The paper tackles joint depth estimation and scene segmentation by proposing an adaptive multi-task distillation method that dynamically adjusts knowledge transfer from multiple teachers and uses a knowledge trajectory to prevent forgetting. The method achieves clear improvements over state-of-the-art solutions on datasets like Cityscapes and NYU-v2.
Depth estimation and scene segmentation are two important tasks in intelligent transportation systems. A joint modeling of these two tasks will reduce the requirement for both the storage and training efforts. This work explores how the multi-task distillation could be used to improve such unified modeling.

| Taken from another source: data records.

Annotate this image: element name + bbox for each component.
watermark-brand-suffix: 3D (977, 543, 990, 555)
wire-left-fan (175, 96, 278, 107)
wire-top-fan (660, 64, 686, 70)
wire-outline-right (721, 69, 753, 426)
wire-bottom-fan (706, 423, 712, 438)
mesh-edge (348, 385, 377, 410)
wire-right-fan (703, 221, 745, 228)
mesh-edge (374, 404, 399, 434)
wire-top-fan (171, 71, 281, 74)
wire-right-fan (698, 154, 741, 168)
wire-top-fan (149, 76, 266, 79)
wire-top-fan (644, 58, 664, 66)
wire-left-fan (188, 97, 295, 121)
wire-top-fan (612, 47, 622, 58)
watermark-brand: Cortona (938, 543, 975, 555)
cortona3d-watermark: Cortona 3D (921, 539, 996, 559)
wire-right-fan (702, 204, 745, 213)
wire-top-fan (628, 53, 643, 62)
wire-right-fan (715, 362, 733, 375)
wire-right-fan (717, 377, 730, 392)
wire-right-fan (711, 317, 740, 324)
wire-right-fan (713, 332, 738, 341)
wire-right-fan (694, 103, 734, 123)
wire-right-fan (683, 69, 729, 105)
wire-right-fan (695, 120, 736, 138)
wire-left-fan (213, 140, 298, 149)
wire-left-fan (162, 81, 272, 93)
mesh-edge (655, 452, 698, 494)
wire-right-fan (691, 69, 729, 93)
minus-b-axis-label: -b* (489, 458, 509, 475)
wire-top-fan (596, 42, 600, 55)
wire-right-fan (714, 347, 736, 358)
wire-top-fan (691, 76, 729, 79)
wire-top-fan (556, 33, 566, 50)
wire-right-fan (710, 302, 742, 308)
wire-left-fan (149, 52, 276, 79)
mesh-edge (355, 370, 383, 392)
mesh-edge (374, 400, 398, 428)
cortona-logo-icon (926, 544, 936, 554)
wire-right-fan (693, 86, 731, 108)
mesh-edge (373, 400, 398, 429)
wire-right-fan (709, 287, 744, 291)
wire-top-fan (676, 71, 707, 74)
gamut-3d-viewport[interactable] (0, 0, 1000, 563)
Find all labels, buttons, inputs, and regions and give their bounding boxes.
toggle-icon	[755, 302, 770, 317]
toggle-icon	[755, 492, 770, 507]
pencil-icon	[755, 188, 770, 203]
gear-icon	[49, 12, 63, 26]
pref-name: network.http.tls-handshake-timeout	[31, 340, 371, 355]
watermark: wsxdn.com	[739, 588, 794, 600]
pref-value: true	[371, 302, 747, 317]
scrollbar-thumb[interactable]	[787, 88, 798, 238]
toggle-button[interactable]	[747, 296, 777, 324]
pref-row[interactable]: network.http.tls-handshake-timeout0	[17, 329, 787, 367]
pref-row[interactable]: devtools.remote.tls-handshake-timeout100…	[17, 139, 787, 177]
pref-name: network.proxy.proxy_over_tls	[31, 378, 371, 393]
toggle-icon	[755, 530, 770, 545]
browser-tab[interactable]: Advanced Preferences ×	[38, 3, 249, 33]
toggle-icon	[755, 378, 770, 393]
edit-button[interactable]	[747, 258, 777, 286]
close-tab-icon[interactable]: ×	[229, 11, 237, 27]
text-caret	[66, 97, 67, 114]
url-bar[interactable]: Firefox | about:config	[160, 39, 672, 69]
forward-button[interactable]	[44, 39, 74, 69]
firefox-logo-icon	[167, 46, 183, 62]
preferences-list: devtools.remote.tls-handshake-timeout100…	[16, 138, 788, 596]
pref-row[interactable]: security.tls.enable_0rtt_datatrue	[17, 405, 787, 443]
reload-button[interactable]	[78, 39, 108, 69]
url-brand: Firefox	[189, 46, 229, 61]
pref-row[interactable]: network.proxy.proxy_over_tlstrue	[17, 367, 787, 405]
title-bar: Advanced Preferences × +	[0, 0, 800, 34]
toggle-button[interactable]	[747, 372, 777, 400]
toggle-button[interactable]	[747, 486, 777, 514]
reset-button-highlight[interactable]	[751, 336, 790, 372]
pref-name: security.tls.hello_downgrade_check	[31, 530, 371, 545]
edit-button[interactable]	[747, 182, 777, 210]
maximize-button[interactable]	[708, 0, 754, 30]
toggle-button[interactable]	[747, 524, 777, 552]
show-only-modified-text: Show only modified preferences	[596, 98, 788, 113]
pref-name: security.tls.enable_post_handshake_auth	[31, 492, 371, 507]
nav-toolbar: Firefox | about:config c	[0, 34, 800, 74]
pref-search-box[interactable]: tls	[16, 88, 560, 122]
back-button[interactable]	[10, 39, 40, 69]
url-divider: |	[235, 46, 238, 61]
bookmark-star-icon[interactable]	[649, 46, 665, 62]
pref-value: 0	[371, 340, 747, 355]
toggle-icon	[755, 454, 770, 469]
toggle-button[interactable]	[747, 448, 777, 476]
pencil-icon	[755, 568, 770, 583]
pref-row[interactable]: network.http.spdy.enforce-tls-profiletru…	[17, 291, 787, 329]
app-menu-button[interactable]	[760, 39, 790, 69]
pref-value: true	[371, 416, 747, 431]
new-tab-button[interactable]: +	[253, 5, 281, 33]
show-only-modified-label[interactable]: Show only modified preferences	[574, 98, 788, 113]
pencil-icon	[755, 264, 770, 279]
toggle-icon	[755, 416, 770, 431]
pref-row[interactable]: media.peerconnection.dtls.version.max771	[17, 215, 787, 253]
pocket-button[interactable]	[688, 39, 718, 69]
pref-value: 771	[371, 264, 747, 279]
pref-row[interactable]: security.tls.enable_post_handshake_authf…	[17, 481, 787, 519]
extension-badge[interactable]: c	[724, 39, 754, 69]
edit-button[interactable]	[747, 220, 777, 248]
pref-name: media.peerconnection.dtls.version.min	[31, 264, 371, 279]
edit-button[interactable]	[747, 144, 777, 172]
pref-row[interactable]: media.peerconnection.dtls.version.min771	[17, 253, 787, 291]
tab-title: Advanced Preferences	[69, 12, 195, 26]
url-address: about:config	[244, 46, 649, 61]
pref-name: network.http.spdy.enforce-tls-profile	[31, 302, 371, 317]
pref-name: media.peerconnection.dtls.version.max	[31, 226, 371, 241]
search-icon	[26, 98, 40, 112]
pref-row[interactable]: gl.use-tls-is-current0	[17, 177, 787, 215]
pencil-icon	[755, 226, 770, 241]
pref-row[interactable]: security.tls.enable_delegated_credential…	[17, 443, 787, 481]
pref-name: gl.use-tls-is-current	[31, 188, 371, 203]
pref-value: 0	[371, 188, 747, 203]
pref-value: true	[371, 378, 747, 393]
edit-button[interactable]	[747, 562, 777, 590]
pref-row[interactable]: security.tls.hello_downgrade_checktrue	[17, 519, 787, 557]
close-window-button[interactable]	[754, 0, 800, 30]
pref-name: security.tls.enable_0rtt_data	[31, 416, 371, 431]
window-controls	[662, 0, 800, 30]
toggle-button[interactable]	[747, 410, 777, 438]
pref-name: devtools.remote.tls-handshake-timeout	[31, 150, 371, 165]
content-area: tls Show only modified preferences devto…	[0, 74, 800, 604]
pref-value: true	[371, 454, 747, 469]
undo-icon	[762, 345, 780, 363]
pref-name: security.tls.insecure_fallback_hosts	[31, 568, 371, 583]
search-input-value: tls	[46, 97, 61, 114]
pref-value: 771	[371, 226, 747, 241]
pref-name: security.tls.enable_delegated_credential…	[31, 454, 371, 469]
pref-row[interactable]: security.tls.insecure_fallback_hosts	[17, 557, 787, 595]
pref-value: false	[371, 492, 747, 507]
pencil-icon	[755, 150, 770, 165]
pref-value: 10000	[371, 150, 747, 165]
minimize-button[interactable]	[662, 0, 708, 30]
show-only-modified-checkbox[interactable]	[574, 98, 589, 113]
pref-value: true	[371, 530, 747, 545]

While existing solutions transfer multiple teachers' knowledge in a static way, we propose a self-adaptive distillation method that can dynamically adjust the knowledge amount from each teacher according to the student's current learning ability. Furthermore, as multiple teachers exist, the student's gradient update direction in the distillation is more prone to be erroneous where knowledge forgetting may occur. To avoid this, we propose a knowledge trajectory to record the most essential information that a model has learnt in the past, based on which a trajectory-based distillation loss is designed to guide the student to follow the learning curve similarly in a cost-effective way. We evaluate our method on multiple benchmarking datasets including Cityscapes and NYU-v2. Compared to the state-of-the-art solutions, our method achieves a clearly improvement. The code is provided in the supplementary materials.